Webmasters complain about their rankings, whenever they notice unexpected changes. It’s completely understandable from a human nature standpoint. Who the hell wants to lose something they perceive they’ve had to work hard to achieve? So when you sense your rankings slipping, you tend to get emotional. This is not the time to let those emotions gain control of your good sense.
Make sure search engine spiders can crawl your pages before pressing the panic button
Before you panic about Google penalties or any such thing, check your website’s crawlability. If the spiders can crawl, and are crawling your content pages with no impediment, you are still in the game. If you find obvious template or webmaster errors, fix them. Get the spiders back in, and your troubles should disappear.
If crawlability is perfect, check your outgoing links and on-page optimization, including your meta tags. Double check all of the obvious areas that could cause problems. Remain calm and don’t attempt to postulate a theory when you have so little information. If you still see you have no problems, then consider off-page factors like linkage. If you suspect everything is clean, you need to just exercise patience and continue on with your daily work.

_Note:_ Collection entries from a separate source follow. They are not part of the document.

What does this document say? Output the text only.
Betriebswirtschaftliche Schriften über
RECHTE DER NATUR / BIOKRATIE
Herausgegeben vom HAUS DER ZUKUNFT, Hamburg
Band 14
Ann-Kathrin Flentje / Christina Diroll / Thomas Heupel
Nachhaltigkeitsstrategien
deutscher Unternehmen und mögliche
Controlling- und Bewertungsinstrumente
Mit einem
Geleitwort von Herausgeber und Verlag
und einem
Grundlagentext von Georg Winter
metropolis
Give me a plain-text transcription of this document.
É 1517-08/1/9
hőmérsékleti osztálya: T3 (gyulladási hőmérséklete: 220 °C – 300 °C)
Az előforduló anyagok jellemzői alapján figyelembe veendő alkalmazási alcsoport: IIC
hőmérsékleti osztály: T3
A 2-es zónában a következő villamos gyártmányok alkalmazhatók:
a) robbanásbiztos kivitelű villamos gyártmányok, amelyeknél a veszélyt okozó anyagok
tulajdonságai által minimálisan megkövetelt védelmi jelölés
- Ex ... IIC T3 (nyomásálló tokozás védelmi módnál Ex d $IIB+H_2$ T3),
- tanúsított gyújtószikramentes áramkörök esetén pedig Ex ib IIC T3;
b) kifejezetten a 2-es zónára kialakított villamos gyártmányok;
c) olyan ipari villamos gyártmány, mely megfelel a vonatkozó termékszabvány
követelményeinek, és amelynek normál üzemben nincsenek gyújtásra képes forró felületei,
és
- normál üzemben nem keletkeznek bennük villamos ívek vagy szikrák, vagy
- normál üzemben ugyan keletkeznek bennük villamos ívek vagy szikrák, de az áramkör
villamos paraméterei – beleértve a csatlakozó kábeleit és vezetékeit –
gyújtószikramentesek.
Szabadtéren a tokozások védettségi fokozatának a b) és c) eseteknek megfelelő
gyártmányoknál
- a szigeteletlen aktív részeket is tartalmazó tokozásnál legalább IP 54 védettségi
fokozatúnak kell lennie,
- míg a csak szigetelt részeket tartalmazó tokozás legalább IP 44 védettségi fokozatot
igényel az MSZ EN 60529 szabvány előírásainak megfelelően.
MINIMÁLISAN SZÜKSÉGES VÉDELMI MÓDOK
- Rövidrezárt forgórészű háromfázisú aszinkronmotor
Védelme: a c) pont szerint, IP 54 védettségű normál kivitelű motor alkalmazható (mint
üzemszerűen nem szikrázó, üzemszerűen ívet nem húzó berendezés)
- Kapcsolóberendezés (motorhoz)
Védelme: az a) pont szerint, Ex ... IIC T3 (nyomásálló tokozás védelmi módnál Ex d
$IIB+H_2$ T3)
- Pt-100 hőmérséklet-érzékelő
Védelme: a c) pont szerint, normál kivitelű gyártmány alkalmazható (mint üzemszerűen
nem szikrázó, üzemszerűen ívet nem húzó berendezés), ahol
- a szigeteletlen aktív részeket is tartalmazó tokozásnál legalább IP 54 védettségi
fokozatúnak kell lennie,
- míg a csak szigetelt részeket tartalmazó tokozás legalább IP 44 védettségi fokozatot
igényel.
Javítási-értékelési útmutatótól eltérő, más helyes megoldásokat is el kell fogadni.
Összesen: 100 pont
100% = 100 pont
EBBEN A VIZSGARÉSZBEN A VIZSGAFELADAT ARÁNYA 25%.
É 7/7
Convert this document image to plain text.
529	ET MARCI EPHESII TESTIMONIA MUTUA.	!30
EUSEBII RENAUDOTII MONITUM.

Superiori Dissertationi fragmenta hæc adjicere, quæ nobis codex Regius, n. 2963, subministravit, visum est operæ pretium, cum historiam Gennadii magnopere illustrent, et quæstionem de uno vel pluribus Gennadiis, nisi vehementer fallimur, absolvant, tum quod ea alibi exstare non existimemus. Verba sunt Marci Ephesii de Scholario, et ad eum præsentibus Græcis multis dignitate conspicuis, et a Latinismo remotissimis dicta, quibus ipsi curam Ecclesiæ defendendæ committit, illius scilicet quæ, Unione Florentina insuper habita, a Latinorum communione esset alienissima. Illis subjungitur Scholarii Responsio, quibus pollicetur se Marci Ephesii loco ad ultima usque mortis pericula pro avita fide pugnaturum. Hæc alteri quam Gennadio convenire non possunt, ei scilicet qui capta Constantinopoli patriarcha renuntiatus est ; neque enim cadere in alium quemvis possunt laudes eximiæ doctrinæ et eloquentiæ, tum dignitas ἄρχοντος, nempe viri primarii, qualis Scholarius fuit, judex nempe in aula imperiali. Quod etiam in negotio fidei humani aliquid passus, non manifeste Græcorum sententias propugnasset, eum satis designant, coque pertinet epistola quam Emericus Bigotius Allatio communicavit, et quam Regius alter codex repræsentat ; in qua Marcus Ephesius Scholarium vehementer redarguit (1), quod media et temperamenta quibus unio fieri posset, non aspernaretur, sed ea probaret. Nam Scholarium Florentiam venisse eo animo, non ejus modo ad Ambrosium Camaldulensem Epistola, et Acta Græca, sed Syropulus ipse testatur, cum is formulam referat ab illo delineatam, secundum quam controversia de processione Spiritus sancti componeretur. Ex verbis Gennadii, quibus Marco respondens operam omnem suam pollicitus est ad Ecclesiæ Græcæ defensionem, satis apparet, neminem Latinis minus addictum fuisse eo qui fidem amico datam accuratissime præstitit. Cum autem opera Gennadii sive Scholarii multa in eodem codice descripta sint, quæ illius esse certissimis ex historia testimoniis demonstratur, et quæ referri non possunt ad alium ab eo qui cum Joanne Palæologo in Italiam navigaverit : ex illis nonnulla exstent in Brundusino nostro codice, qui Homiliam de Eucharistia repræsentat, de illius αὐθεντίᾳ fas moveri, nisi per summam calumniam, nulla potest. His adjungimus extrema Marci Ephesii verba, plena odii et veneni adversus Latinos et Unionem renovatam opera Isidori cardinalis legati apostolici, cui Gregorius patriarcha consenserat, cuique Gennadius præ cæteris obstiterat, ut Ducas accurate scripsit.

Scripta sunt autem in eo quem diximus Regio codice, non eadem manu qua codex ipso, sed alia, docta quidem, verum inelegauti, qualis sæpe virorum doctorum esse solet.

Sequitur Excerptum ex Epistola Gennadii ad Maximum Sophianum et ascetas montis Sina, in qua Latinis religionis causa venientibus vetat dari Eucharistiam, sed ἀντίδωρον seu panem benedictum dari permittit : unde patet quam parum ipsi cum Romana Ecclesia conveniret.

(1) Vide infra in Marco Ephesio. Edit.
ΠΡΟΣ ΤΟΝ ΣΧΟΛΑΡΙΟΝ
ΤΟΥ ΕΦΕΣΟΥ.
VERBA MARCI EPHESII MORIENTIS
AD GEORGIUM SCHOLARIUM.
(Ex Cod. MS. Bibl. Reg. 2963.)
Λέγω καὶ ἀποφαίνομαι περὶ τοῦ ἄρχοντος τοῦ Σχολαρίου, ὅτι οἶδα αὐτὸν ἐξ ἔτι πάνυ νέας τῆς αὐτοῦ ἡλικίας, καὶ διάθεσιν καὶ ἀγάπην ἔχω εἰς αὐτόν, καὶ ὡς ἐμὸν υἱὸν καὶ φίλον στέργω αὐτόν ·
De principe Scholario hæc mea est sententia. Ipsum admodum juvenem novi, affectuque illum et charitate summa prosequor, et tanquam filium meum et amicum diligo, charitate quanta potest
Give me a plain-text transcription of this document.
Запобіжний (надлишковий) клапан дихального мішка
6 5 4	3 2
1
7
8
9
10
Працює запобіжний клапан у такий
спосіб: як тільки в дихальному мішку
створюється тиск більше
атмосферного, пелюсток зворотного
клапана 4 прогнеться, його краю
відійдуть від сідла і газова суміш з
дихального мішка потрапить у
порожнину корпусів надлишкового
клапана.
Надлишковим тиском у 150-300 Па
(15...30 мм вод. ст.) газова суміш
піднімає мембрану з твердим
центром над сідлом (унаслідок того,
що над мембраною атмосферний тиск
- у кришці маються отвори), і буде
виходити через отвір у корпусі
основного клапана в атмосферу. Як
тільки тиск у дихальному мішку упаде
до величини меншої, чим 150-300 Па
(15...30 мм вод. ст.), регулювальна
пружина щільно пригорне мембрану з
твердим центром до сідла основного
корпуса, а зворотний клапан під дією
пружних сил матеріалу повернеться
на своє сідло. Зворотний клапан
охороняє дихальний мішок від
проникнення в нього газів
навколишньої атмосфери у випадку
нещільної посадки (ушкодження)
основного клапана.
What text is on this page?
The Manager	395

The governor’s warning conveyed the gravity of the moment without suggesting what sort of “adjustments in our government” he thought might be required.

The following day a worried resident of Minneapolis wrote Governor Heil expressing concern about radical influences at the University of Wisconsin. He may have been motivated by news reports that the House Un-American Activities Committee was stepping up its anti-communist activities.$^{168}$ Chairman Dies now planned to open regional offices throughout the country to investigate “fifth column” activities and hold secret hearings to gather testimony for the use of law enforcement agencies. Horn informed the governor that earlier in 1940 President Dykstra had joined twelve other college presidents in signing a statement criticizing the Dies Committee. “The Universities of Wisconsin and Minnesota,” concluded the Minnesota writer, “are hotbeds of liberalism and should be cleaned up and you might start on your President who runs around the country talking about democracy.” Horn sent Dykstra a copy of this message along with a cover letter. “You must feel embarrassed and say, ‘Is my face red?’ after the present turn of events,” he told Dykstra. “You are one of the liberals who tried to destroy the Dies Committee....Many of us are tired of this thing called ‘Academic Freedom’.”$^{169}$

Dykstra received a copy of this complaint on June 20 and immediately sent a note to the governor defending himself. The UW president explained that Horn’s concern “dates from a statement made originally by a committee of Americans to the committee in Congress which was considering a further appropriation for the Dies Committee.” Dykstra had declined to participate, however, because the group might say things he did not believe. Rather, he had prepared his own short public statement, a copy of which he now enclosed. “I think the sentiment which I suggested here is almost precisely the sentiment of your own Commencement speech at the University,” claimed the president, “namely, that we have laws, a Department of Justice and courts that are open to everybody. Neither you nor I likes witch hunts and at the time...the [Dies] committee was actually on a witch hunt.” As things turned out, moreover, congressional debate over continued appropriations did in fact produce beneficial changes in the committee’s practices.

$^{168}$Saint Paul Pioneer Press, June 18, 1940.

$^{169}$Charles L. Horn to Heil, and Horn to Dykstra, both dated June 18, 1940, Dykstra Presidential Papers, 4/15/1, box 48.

After watching Google relatively closely for the last five years, it’s safe for me to say that sometimes Google doesn’t work exactly as expected. There are definite periods when their index seems to glitch as it relates to my pages. It’s frustrating to watch, but over time the troubles seem to evaporate. Remaining calm really seems to help the situation.
If you enjoyed this post, subscribe to the Sootle RSS feed!.


2 Responses to “In SEO, Crawlability Still Trumps Most Other Issues”
Google suggests checking your site with a text-only browser such as linx as this displays sites in a similar way to the way spiders see them.
- John
By John on Mar 17, 2008
John, good point.
That’s a quick way to see if anything has gone wrong.